Hello all,
I’m a newcomer. I have installed some rough cut (but sanded) 1×6 doug fir latillas on my ceiling and have treated them with natural tung oil to get that beautiful doug-fir tone that you’re probably all familiar with. My problem is my vigas are Engleman spruce (like yellow pine). I don’t expect to get an exact match, but I would like to try to get a close match. I’ve tried several stains, mixing and remixing, etc. But haven’t yet come up with anything I’m especially happy with. Is anybody familiar with a process that they know works?
Thanks
Richard
Replies
I once got stuck trying to match into some aged Douglas Fir using younger Doug Fir during a repair. The best I found was about 1/6 part Watco cherry mixed into Watco natural and applied somewhat unevenly. I don't know what it will do on Spruce - maybe a mix of 1/6 and 1/4?

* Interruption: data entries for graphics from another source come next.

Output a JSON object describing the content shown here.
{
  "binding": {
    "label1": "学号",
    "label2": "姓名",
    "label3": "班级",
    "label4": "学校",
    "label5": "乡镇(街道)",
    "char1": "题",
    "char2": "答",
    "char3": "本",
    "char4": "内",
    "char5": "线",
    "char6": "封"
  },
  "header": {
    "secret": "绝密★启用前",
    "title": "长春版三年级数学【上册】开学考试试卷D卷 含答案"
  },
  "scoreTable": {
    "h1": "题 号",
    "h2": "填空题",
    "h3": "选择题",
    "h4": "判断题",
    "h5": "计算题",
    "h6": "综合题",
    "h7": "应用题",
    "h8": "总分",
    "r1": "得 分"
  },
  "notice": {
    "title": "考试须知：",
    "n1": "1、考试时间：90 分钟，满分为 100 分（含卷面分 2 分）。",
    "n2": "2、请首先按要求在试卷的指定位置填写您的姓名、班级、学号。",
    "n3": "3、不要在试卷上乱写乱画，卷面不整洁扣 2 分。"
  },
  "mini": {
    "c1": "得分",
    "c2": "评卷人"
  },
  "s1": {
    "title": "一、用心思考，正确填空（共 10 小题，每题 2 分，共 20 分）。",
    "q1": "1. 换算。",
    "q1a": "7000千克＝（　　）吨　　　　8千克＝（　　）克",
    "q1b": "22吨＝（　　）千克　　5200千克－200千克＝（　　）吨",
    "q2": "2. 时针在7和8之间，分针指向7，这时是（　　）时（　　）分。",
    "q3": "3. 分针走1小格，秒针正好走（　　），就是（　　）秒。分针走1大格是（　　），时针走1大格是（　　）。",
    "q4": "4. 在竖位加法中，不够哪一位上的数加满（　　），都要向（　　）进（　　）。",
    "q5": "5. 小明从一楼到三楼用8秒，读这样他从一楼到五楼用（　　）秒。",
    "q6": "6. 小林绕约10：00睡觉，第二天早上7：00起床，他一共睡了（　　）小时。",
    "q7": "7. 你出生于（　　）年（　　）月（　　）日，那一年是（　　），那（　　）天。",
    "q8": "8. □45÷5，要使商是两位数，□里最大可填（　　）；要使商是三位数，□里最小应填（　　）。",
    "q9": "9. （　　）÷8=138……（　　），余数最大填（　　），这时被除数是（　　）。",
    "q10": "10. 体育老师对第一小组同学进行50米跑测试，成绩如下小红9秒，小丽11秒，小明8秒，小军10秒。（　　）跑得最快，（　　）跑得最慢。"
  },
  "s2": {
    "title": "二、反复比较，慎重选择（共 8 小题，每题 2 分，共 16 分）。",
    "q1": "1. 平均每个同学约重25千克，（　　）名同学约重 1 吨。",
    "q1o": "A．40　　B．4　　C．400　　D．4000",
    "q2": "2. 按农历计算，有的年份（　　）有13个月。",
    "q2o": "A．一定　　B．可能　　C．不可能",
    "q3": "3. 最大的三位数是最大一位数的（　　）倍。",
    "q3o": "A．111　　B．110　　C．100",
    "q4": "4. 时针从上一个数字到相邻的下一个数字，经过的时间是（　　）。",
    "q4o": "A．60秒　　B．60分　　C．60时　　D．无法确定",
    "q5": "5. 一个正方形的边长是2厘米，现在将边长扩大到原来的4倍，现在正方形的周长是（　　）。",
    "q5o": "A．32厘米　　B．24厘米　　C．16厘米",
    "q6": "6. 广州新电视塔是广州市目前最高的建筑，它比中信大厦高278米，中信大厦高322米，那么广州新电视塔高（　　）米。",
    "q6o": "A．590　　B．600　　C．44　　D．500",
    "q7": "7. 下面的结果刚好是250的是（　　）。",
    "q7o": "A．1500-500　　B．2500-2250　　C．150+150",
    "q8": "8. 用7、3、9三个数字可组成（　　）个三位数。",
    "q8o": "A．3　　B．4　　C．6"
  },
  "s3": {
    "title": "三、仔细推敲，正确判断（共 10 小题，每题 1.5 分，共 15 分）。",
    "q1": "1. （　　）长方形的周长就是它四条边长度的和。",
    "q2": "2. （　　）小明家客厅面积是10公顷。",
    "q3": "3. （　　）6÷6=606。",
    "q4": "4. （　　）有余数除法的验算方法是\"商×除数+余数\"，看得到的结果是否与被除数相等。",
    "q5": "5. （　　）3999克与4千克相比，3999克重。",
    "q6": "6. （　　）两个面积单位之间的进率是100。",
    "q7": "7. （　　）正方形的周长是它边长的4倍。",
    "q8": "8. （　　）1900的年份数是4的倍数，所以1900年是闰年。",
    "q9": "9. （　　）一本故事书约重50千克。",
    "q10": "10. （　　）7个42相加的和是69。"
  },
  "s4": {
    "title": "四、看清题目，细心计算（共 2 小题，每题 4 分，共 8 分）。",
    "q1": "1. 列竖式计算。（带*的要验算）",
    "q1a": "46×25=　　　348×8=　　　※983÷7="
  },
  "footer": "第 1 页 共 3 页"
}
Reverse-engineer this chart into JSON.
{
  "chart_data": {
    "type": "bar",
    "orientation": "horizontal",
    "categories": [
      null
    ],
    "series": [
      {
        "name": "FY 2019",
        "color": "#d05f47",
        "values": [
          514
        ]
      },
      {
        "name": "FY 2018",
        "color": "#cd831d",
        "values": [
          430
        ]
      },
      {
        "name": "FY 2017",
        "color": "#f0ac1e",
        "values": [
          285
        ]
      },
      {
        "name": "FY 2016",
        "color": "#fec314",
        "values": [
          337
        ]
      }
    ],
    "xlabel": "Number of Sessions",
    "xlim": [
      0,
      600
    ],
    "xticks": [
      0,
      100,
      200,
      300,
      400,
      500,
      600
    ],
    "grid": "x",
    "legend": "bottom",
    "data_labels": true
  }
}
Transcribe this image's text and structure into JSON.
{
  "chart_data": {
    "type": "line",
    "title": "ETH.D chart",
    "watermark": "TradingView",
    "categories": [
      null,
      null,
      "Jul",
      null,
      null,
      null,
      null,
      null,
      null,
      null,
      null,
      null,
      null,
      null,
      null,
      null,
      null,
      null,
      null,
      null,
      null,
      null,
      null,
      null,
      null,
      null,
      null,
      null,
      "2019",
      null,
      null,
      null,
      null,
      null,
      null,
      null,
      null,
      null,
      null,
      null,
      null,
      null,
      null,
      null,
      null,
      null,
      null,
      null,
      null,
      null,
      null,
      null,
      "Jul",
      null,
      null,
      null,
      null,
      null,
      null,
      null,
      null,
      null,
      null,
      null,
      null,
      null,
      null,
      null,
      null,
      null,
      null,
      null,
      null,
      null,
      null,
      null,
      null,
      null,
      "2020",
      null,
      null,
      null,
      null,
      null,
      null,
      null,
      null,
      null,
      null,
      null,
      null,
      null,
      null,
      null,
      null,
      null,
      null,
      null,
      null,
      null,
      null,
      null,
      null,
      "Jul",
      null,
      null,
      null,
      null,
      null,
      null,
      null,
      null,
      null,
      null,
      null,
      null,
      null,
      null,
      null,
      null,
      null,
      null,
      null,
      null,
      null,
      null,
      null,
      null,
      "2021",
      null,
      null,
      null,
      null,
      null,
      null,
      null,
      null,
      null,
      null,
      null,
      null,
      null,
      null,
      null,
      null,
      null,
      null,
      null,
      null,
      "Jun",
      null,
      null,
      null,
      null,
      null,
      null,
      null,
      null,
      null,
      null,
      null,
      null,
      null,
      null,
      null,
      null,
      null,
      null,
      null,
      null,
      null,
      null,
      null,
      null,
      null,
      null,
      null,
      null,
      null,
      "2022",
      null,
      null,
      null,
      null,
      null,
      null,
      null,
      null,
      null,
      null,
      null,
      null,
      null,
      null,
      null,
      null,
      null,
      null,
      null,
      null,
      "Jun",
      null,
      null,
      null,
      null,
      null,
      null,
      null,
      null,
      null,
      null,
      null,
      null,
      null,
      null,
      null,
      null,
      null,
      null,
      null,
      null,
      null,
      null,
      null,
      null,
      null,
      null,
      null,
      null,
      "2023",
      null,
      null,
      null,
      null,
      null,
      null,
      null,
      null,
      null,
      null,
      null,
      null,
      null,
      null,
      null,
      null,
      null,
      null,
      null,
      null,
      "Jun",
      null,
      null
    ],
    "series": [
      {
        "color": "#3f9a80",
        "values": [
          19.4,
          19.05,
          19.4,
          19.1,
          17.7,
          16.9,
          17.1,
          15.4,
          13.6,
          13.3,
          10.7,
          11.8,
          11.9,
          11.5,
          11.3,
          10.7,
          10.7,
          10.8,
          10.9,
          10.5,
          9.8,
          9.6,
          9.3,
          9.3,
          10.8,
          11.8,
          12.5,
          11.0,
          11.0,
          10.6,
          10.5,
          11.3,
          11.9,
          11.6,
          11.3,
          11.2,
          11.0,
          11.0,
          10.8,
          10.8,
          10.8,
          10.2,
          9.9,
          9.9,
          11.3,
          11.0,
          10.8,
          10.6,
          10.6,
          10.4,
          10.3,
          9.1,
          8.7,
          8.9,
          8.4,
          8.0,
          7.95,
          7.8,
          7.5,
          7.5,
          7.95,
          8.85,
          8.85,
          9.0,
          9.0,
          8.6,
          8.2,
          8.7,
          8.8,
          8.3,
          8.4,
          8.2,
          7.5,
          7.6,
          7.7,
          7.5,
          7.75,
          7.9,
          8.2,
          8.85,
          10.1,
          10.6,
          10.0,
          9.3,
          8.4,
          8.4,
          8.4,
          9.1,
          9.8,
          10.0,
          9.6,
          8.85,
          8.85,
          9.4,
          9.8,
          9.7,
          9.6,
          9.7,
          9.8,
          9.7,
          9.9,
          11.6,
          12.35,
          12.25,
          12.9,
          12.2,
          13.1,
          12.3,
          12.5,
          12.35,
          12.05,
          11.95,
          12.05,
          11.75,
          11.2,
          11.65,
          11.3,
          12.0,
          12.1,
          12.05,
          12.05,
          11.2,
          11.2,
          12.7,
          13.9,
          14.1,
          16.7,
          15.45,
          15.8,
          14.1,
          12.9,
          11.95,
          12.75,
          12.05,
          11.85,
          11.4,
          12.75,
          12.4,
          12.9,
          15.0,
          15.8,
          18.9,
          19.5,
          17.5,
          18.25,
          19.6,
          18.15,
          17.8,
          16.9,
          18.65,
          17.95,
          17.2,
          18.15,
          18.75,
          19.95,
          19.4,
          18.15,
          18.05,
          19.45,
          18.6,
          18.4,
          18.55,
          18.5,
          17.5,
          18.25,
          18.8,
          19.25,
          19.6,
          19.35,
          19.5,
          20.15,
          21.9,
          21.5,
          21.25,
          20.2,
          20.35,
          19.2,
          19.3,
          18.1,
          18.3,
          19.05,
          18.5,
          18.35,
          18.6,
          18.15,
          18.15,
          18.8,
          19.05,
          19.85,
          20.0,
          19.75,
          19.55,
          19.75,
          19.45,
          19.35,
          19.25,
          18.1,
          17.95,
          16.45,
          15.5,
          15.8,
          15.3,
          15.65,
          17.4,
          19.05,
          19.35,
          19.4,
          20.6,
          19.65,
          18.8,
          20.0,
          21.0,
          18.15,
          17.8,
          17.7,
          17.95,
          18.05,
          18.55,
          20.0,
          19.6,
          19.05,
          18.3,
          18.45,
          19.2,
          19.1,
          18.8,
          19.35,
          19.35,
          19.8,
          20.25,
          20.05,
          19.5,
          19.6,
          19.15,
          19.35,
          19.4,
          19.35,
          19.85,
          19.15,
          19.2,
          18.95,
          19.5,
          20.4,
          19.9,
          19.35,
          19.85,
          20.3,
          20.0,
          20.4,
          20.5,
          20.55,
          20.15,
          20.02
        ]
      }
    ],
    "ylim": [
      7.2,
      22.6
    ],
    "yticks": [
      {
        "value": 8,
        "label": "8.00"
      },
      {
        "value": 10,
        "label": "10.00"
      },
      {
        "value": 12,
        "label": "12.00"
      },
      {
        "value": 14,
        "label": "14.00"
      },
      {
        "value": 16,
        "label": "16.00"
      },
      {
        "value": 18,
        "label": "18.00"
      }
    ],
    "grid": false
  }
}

Thanks Steve,Thanks for the suggestion. I will definitely give that a try, but before applying the cherry I think I will give the spruce a wash coat of Zinnsers seal coat diluted 1 to 1 with denatured alcohol (which was a suggestion given to my elsewhere). It was proposed to me that the Zinnsers may help whatever stain I apply absorb "more comfortably" into the wood. (I thought that "comfortably"was a good description of what I was trying to do. Thanks,
richard
I'm not sure applying a diluted shellac before the danish oil is a good solution. It will seal the wood, preventing the danish oil from penetrating. Which it needs to do, to work right.
Applying the seal coat before a colored stain makes sense because it help prevent a "blotchy" coloration as the various areas of the wood absorb differing amounts of stain.
If you have some scrap experiment and see what works.
Beyond this bit of advice, I'm out of my realm. I'm color blind, so I always make someone else match colors, after I match the grain.